Surprise. There is no test for Parkinson's. Diagnosis can only be made through progression of the disease and drug efficacy or failure.Doctors use the Hoehn and Yahr scale for the staging of Parkinson's disease, which is broken down into the following stages:

Stage one: Parkinson's disease symptoms affect only one side of the body.

Stage two: Symptoms begin affecting both sides of the body, but balance is still intact.

Stage three: Parkinson's disease symptoms are mild to moderate and balance is impaired, but the person can still function independently.

Stage four: People with stage four Parkinson's disease are severely disabled, but they can still walk or stand without assistance.

Stage five: The patient becomes wheelchair-bound or bedridden, unless someone is helping him.

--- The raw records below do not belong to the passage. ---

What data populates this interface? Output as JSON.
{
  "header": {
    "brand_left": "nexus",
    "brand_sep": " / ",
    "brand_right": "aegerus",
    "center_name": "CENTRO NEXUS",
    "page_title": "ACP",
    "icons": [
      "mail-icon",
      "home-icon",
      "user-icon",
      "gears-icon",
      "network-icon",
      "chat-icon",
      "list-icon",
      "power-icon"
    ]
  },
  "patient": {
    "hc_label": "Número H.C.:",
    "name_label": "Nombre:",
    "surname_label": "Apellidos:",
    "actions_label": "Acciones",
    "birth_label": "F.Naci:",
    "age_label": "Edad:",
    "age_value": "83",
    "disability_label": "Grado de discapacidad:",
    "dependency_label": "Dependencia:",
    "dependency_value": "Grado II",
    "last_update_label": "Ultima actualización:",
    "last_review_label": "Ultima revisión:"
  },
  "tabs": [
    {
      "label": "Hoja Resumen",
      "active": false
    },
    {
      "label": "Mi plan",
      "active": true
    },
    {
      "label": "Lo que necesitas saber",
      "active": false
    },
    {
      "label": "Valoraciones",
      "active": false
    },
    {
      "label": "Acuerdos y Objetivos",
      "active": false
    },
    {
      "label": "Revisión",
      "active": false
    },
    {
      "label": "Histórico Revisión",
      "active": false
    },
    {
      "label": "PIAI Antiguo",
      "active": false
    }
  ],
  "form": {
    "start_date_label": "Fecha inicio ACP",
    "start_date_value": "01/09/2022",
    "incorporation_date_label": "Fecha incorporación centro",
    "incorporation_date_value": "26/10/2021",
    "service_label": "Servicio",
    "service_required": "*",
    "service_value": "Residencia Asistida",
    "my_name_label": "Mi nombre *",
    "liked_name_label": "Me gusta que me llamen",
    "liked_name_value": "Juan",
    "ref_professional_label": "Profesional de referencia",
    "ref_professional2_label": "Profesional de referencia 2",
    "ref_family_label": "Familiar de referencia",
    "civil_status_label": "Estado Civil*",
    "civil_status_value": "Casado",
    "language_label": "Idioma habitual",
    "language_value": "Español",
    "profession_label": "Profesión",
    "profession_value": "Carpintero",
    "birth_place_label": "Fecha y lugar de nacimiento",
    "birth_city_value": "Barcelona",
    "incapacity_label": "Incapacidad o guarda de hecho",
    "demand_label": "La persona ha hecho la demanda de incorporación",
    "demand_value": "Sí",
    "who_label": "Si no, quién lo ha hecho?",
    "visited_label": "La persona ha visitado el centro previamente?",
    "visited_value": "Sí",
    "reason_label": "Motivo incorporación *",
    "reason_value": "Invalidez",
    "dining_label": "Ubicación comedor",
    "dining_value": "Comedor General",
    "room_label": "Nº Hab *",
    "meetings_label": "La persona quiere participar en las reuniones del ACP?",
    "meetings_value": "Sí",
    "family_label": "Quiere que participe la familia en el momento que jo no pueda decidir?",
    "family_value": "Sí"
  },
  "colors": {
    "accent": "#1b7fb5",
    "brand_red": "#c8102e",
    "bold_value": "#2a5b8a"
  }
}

Doctors may be able to tell you how far along you are on this scale, there is no accurate way of predicting how soon you will get to the next stage or even if your disease will progress. There is no cure but there are a number of drug therapies that treat or delay symptoms. I am Stage one.

Why me? Why anyone? It could have been multiple factors. Parkinson's disease may result from exposure to an environmental toxin or injury. Maybe it was the speed I took to lose weight in my 20's maybe it was the rural area I lived in, well water I drank, exposure to pesticides when I detasseled corn as a kid. Could be hereditary. Thirteen genes are associated with Parkinson’s and can cause the disease in a small number of families. In these families, genes involve proteins that play a role in dopamine cell functions. My Mother had Parkinson's.

So there is no cure and it is progressive so give up right? Wrong! I'm not giving up without a fight. I'm trying it all; drug therapy,physical therapy. acupuncture, nutrition therapy,exercise, calorie reduction, transcendental meditation, prayer, brain path repair visualization, magnetic therapy and anything else that someone thinks of.